In line with indigenous interpretations, this project sees Arctic nature as (a) non-human being(s) endowed with multiple agencies and asks, rather provocatively, whether sustainable development in the Arctic is possible? Drawing from an innovative decolonial epistemological stance (Smith, 2012) the organisers of this session call for a collection of papers that can help understand the interplay between the State (and/or States), multinational resource exploitation corporations, indigenous peoples and non-human actors in the shaping, implementation and functioning of these sustainable development strategies and their effects on nature. We hope to better understand the nexus between the political economy, geography and ecology of the Arctic in the context of these co-occuring, sometimes opposing, often dominating material-semiotic systems. The main outcome of this session will be to develop a comprehensive account of power/knowledge dynamics related to environmental change in the Circumpolar North.
Different perceptions of Arctic environment, development and social movements (Peet and Watts 1996) as well as [sic] contextual, conflictual, consensual and messy spatialities of polar geopolitics are all relevant to the session (Powell and Dodds 2014). Theoretical and methodological approaches should therefore elaborate on the multiple epistemological groundings that give rise, in a post-colonial context, to various practices of governance via strategies of territorialisation and subjectivation (Elden, 2013; Foucault, 1980, 1993; Coulthard, 2014). We are particularly interested in the process that give rise to human and non-human materialities that inscribe the phenomenological development of resource frontiers in the historical emergence of State/corporate behaviour towards nature and Arctic space and place (Nuttall, 2010; Bridge and Le Billion, 2013; Bridge, 2009; Steinberg, 1995; Cronon, 1995; Mitchell, 2011).
Questions exploring Arctic space and place include but are not limited to the following :
- What practices of governance control Arctic space and place?
- How are practices conceived across time and space?
- By whom or what are such practices conceived?
- What values are at stake in the development of Arctic space and place?
- How are subjectivities expressed and politicised in practices of governance?
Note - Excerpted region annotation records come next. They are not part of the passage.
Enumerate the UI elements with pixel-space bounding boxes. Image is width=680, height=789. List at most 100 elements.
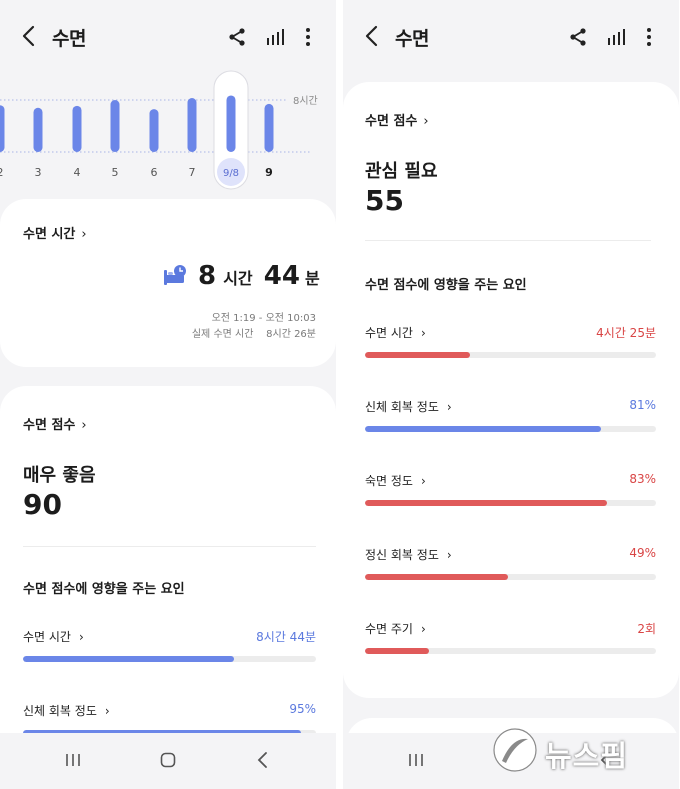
day-label-5: 5	[112, 166, 119, 179]
nav-back-icon[interactable]	[597, 751, 615, 769]
factor-progress-fill	[365, 648, 430, 654]
factor-label[interactable]: 신체 회복 정도 ›	[23, 702, 110, 719]
bed-icon	[164, 265, 186, 285]
nav-bar	[0, 733, 336, 789]
day-label-6: 6	[151, 166, 158, 179]
actual-sleep: 실제 수면 시간 8시간 26분	[191, 329, 316, 340]
factor-label[interactable]: 수면 시간 ›	[365, 324, 426, 341]
factor-label-text: 신체 회복 정도	[365, 400, 439, 414]
more-vert-icon[interactable]	[297, 26, 319, 48]
factor-value: 4시간 25분	[596, 326, 656, 340]
factor-label-text: 수면 시간	[365, 326, 413, 340]
day-label-3: 3	[35, 166, 42, 179]
bar-day-9	[264, 103, 274, 152]
weekly-sleep-chart: 8시간 2 3 4 5 6 7 9/8 9	[0, 70, 318, 190]
sleep-score-title[interactable]: 수면 점수 ›	[23, 418, 87, 433]
day-label-7: 7	[189, 166, 196, 179]
more-vert-icon[interactable]	[638, 26, 660, 48]
chevron-right-icon: ›	[420, 326, 426, 340]
back-arrow-icon[interactable]	[18, 24, 40, 48]
chevron-right-icon: ›	[104, 704, 110, 718]
duration-minutes-unit: 분	[305, 269, 320, 288]
factor-label-text: 수면 주기	[365, 622, 413, 636]
factor-label-text: 신체 회복 정도	[23, 704, 97, 718]
sleep-score-card: 수면 점수 › 관심 필요 55 수면 점수에 영향을 주는 요인 수면 시간 › 4…	[343, 82, 679, 698]
factors-title: 수면 점수에 영향을 주는 요인	[365, 278, 527, 293]
factor-progress-fill	[365, 426, 601, 432]
factor-progress-fill	[365, 352, 470, 358]
watermark-text: 뉴스핌	[545, 739, 629, 773]
divider	[23, 546, 316, 547]
app-bar: 수면	[0, 18, 336, 56]
bar-chart-icon[interactable]	[605, 26, 627, 48]
factor-progress-fill	[365, 500, 607, 506]
recents-icon[interactable]	[64, 751, 82, 769]
day-label-9: 9	[265, 166, 273, 179]
factor-label-text: 숙면 정도	[365, 474, 413, 488]
sleep-score-title[interactable]: 수면 점수 ›	[365, 114, 429, 129]
duration-minutes: 44	[263, 261, 300, 291]
factor-progress-track	[365, 574, 656, 580]
factor-label[interactable]: 신체 회복 정도 ›	[365, 398, 452, 415]
chevron-right-icon: ›	[78, 630, 84, 644]
divider	[365, 240, 651, 241]
factor-value: 81%	[629, 398, 656, 412]
page-title: 수면	[395, 28, 429, 50]
factor-value: 49%	[629, 546, 656, 560]
duration-hours: 8	[198, 261, 217, 291]
factor-label[interactable]: 수면 주기 ›	[365, 620, 426, 637]
bar-day-5	[110, 100, 120, 152]
factor-label-text: 수면 시간	[23, 630, 71, 644]
factor-progress-track	[365, 426, 656, 432]
sleep-time-card[interactable]: 수면 시간 › 8 시간 44 분 오전 1:19 - 오전 10:03 실제 수…	[0, 199, 336, 367]
page-title: 수면	[52, 28, 86, 50]
bar-chart-icon[interactable]	[264, 26, 286, 48]
watermark-logo	[493, 728, 537, 772]
day-label-9/8: 9/8	[223, 168, 239, 179]
left-screen: 수면 8시간2345679/89 수면 시간› 8 시간 44 분 오전 1	[0, 0, 336, 789]
day-label-2: 2	[0, 166, 4, 179]
factor-label[interactable]: 숙면 정도 ›	[365, 472, 426, 489]
recents-icon[interactable]	[407, 751, 425, 769]
duration-hours-unit: 시간	[223, 269, 253, 288]
factor-value: 95%	[289, 702, 316, 716]
factor-progress-track	[23, 656, 316, 662]
sleep-duration: 8 시간 44 분	[198, 261, 320, 291]
factors-title: 수면 점수에 영향을 주는 요인	[23, 582, 185, 597]
share-icon[interactable]	[226, 26, 248, 48]
chevron-right-icon: ›	[446, 400, 452, 414]
selected-day-badge	[217, 158, 245, 186]
bar-day-7	[187, 98, 197, 152]
factor-value: 2회	[637, 622, 656, 636]
bar-day-6	[149, 109, 159, 152]
bar-day-4	[72, 105, 82, 152]
bar-day-2	[0, 105, 5, 152]
score-value: 90	[23, 488, 62, 521]
factor-progress-fill	[23, 656, 234, 662]
nav-back-icon[interactable]	[254, 751, 272, 769]
factor-label[interactable]: 수면 시간 ›	[23, 628, 84, 645]
screen-divider	[336, 0, 343, 789]
sleep-score-card: 수면 점수 › 매우 좋음 90 수면 점수에 영향을 주는 요인 수면 시간 › 8…	[0, 386, 336, 766]
bar-day-3	[33, 107, 43, 152]
chevron-right-icon: ›	[420, 474, 426, 488]
factor-progress-track	[365, 352, 656, 358]
back-arrow-icon[interactable]	[361, 24, 383, 48]
right-screen: 수면 수면 점수 › 관심 필요 55 수면 점수에 영향을 주는 요인 수면 시…	[343, 0, 679, 789]
score-label: 관심 필요	[365, 161, 438, 182]
chevron-right-icon: ›	[446, 548, 452, 562]
score-value: 55	[365, 184, 404, 217]
bar-day-9/8	[226, 95, 236, 152]
day-label-4: 4	[74, 166, 81, 179]
share-icon[interactable]	[567, 26, 589, 48]
factor-progress-track	[365, 648, 656, 654]
home-icon[interactable]	[159, 751, 177, 769]
factor-progress-fill	[365, 574, 508, 580]
factor-value: 8시간 44분	[256, 630, 316, 644]
sleep-time-title[interactable]: 수면 시간 ›	[23, 227, 87, 242]
score-label: 매우 좋음	[23, 465, 96, 486]
gridline-label: 8시간	[293, 95, 318, 107]
factor-label[interactable]: 정신 회복 정도 ›	[365, 546, 452, 563]
app-bar: 수면	[343, 18, 679, 56]
chevron-right-icon: ›	[420, 622, 426, 636]
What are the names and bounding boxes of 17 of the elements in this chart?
- What ‘other’ identities are apparent in practices of governance?
- Has there always been an ‘Arctic’ space and place?
Please send all abstracts (including your name, affiliation and registration code) to session organisers by the 21st October 2015. For more information on the requirements of the AAG see: http://www.aag.org/cs/annualmeeting/call_for_papers
References :
Bridge, G. and Le Billon, P. (2013) Oil. Cambridge: Polity Press.
Bridge, G. (2009) ‘Material Worlds: Natural Resources, Resource Geography and the Material Economy.’ Geography Compass 3 (3) 1217-1244.
Coulthard, S.G. (2014). Red Skin, White Masks: Rejecting the Colonial Politics of Recognition. Minneapolis. London: University of Minnesota Press.
Cronon, W. (1995) Uncommon Ground: Toward Reinventing Nature. New York: W. W. Norton and Co.
Elden, S. (2013) The Birth of Territory. Chicago and London: University of Chicago Press.
Foucault, M. (1993). ‘About the Beginning of the Hermeneutics of the Self: Two Lectures at Dartmouth.’ Political Theory 21 (2) 198-227.
Foucault, M. (1980) Power/Knowledge: selected interviews and other writings. London: The Harvester Press.
Harvey, D. (2003). The New Imperialism. Oxford: Oxford University Press.
Mitchell, T. (2011) Carbon Democracy. London and New York: Verso.
Nuttall, M. (2010) Pipeline Dreams: people, environment, and the Arctic energy frontier. Copenhagen: IWGIA.
Peet, R. and Watts, M. J. (1996) Liberation ecologies: environment, development, social movements. London: Routledge.
Powell, R. and Dodds, K. (2014) Polar Geography? Knowledges, resources and legal regimes. Cheltenham: Edward Elgar Publishing.
Sejersen, F. (2015) Future-makers in the Arctic. A critical view on globalisation, urbanisation and change. Keynote, Aalborg, August 12-15, 2015 at Postgraduate summer school “Change and Continuation in the Arctic,” University of Aalborg.
Steinberg, P. E. (2001) The Social Construction of Oceans. Cambridge: Cambridge University Press.
Smith, L.T. (2012). Decolonizing Methodologies: Research and Indigenous Peoples. 2nd Edition. London: Zed Books.